TSA autoriza transporte de maconha medicinal em bagagens nos aeroportos dos EUA

Nova diretriz pode impactar turistas e passageiros em voos domésticos e internacionais

Por Lara Barth

Não será mais exigida a remoção de sapatos no controle do aeroporto

A Administração de Segurança no Transporte dos Estados Unidos (TSA) atualizou suas regras e passou a permitir o transporte de maconha medicinal em bagagens de mão e malas despachadas nos aeroportos americanos, desde que sejam respeitadas determinadas condições específicas.

A mudança foi publicada na página oficial “What Can I Bring?” (“O que posso levar?”), plataforma usada por passageiros para consultar itens autorizados durante viagens aéreas.

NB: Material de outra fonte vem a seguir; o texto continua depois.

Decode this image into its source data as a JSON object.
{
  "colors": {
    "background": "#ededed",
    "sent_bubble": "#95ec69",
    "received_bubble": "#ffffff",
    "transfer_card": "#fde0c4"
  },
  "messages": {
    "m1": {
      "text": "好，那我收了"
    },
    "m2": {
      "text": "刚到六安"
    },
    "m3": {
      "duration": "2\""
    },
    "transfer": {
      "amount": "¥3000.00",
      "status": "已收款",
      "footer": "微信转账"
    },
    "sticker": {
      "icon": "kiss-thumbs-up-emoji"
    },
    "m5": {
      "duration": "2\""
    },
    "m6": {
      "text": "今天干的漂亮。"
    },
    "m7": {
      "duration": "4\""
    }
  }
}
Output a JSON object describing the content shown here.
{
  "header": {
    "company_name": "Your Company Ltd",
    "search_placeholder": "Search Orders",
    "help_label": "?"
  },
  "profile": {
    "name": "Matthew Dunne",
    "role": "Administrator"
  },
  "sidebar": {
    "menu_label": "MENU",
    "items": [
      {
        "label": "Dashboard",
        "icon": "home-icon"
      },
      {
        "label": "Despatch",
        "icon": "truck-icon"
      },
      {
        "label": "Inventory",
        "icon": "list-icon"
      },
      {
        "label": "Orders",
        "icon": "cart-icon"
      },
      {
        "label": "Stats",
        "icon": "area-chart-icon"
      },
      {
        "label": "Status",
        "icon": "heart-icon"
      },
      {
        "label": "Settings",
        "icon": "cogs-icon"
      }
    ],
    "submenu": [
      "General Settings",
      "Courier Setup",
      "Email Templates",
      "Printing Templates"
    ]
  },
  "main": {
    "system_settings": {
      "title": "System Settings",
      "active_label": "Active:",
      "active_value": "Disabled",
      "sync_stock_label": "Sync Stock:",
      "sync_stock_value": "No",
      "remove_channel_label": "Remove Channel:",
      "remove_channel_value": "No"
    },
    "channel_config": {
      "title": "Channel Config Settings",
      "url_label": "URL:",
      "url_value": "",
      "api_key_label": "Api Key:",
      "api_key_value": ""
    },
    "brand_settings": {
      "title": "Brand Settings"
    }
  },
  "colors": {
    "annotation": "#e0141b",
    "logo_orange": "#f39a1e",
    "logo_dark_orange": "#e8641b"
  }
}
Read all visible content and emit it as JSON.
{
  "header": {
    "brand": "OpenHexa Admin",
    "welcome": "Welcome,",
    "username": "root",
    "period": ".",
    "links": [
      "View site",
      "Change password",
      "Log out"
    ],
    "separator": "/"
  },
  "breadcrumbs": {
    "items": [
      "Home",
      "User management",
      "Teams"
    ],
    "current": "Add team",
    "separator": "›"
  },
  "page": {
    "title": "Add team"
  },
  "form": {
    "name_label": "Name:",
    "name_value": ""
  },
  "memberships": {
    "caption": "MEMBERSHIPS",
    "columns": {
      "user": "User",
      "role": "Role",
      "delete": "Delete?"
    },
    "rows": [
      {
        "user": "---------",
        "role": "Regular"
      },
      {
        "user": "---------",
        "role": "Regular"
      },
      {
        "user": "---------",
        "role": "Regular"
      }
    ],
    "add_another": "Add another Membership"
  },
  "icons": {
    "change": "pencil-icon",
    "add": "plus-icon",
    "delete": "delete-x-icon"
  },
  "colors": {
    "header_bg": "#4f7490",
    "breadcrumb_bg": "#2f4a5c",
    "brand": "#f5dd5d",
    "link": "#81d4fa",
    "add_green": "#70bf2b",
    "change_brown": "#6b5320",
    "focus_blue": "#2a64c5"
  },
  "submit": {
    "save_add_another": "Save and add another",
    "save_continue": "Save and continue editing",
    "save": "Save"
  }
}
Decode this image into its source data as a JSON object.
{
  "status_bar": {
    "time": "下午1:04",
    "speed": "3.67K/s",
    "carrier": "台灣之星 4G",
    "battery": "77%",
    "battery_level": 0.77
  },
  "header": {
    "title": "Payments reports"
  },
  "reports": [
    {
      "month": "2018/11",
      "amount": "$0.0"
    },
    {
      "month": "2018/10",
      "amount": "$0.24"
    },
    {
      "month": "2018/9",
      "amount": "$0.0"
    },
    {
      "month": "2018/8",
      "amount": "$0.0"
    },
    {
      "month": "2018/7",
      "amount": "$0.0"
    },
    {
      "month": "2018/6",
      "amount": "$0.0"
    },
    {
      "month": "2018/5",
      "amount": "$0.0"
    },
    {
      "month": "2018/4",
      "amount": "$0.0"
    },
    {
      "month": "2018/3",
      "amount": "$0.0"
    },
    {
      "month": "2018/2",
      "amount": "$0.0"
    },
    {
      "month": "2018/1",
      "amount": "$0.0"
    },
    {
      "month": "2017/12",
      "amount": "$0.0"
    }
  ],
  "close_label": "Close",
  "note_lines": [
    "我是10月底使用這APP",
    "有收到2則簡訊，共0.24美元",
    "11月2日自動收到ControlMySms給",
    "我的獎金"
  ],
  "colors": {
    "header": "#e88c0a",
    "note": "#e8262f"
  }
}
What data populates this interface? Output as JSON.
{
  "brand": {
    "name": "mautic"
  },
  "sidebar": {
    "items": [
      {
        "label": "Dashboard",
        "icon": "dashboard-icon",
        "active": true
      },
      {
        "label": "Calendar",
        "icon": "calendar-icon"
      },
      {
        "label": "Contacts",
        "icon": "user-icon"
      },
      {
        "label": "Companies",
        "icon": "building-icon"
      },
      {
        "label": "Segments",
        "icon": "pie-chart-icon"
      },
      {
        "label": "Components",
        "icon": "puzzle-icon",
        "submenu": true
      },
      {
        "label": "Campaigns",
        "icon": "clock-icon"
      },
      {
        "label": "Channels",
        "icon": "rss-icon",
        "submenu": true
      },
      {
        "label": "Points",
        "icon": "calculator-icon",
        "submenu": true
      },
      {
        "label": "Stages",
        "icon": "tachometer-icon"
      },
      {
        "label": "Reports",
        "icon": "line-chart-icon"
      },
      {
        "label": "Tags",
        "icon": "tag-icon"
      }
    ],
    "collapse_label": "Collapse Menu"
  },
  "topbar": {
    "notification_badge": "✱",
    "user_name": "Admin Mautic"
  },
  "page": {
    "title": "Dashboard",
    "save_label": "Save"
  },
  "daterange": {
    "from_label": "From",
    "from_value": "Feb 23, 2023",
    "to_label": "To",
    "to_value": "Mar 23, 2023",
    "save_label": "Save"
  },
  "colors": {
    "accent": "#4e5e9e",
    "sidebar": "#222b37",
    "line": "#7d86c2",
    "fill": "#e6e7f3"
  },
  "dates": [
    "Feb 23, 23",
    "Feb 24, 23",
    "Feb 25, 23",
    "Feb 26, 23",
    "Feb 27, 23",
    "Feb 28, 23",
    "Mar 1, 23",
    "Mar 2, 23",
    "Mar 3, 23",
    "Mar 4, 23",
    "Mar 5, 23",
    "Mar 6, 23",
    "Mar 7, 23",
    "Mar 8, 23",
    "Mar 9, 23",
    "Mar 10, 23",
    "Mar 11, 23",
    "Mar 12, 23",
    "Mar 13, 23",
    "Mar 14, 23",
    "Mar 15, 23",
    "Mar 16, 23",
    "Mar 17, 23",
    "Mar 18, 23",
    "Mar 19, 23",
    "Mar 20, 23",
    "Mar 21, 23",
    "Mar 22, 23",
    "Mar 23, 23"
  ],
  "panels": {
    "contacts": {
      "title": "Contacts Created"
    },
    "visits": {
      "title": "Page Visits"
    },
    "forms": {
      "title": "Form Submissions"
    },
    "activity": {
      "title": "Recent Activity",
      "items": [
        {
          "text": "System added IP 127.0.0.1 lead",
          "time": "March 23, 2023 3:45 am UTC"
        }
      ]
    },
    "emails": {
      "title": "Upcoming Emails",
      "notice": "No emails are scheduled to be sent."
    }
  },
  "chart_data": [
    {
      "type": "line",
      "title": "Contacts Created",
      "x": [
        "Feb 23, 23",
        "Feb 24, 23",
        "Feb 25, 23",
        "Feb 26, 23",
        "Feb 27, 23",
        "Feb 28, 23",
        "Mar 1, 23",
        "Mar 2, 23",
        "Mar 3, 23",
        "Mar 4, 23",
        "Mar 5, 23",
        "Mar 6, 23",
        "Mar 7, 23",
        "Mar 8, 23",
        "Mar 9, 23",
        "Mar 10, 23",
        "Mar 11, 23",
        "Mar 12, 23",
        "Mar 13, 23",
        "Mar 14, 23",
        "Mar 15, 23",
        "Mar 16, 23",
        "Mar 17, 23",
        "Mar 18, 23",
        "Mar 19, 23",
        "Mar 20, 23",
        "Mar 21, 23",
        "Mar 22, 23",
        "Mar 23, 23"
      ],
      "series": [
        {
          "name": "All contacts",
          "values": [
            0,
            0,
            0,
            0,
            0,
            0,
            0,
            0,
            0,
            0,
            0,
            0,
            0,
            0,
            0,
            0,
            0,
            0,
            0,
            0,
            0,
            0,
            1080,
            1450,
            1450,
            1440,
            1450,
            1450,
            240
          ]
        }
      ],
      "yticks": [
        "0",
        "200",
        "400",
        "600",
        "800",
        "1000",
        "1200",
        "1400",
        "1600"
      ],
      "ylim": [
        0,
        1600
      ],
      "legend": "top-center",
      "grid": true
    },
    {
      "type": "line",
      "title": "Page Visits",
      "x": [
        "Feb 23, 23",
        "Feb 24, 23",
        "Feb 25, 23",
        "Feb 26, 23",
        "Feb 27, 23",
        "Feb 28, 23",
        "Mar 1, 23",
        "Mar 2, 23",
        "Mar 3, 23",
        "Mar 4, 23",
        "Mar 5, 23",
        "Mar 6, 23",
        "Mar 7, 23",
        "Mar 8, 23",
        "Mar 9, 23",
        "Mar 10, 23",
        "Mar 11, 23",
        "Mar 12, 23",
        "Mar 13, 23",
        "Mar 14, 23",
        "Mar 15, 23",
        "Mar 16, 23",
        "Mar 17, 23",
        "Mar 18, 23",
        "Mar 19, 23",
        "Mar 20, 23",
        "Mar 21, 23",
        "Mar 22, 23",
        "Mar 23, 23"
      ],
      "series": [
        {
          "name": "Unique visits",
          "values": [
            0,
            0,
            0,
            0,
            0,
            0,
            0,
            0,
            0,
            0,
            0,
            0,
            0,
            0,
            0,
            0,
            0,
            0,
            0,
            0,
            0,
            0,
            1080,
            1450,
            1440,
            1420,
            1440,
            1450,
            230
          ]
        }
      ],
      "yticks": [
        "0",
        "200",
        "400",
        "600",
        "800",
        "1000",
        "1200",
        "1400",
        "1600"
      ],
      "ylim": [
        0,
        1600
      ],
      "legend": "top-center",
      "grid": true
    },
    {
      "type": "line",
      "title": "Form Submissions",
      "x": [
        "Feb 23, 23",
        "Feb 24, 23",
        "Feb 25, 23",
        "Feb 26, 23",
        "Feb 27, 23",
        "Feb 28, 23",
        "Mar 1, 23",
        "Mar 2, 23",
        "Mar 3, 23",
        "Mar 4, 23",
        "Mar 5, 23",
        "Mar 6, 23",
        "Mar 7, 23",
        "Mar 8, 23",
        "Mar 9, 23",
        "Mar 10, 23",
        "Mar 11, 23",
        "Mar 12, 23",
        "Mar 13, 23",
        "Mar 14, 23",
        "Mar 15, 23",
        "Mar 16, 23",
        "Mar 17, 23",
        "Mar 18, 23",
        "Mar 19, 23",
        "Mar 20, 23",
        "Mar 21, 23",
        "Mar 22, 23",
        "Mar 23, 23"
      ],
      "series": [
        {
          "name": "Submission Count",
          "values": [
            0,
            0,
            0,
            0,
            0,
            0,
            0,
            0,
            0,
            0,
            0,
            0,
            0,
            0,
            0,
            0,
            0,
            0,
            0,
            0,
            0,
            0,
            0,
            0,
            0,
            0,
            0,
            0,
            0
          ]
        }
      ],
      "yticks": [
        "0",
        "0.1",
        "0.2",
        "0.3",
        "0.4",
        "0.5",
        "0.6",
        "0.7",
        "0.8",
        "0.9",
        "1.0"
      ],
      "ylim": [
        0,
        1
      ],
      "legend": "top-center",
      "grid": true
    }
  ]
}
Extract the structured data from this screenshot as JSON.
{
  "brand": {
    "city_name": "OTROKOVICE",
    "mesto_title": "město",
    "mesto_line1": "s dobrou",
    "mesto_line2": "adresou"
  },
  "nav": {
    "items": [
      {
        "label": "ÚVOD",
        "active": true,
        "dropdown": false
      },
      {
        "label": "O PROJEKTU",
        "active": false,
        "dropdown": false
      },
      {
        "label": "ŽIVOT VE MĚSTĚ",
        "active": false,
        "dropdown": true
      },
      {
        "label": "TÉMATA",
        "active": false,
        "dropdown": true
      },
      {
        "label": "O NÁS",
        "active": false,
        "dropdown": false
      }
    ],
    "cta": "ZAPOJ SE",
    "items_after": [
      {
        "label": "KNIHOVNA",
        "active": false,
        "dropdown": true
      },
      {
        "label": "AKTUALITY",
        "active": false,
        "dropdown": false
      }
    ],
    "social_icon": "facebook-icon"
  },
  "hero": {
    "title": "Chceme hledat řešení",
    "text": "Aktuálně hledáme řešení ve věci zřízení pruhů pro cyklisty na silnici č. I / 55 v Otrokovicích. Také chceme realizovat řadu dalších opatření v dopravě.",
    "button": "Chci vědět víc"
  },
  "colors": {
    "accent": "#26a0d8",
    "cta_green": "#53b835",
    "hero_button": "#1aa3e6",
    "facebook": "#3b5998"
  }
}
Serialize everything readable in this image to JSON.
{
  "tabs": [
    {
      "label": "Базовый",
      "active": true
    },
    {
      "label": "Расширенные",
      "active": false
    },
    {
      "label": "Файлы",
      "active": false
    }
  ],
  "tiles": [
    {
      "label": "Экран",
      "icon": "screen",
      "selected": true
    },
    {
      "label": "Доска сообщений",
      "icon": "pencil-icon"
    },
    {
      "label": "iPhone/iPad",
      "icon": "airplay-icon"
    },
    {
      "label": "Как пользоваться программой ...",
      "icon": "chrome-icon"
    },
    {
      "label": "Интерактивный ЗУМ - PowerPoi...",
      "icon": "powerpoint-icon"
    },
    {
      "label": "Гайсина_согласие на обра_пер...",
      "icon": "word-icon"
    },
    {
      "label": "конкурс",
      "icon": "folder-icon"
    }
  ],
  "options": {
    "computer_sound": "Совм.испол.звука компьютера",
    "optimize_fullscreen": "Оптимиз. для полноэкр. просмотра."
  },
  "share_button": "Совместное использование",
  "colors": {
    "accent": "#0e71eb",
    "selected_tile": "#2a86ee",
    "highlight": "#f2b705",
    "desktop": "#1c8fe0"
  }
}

Com a atualização, a cannabis medicinal aparece oficialmente como item permitido tanto em voos domésticos quanto em bagagens despachadas, embora a agência ressalte que existem “instruções especiais” para o transporte.

Segundo o portal especializado The Marijuana Herald, a TSA também removeu um trecho anterior que destacava a ilegalidade federal da maconha e restringia o transporte apenas a produtos derivados de cannabis com até 0,3% de THC ou aprovados pela FDA, a agência reguladora de medicamentos dos Estados Unidos.

Apesar da flexibilização, a TSA afirmou que a mudança não representa uma liberação ampla da cannabis nos aeroportos americanos.

Em comunicado, a agência explicou que o foco principal das inspeções continua sendo a segurança aérea e a identificação de ameaças como armas, explosivos e itens perigosos — e não a procura ativa por drogas ilícitas.

Ainda assim, se substâncias consideradas ilegais forem encontradas durante a inspeção, os agentes poderão acionar as autoridades locais.

A orientação é considerada especialmente importante para turistas e passageiros internacionais, já que as leis sobre cannabis variam entre os estados americanos.

Especialistas alertam que a autorização da TSA não elimina possíveis consequências legais em determinados destinos, conexões ou voos internacionais, principalmente em locais onde a cannabis segue proibida.

Outro ponto destacado pela agência é que a decisão final sobre permitir ou não determinado item continua sendo do agente responsável pela inspeção no aeroporto.

A atualização acontece em meio ao processo de reclassificação da cannabis pelo governo federal dos Estados Unidos.

Recentemente, o Departamento de Justiça americano (DOJ) iniciou medidas para transferir medicamentos à base de cannabis aprovados pela FDA para a categoria “Schedule III”, classificação reservada a substâncias consideradas menos restritivas em comparação às categorias mais severas atualmente aplicadas à maconha no país.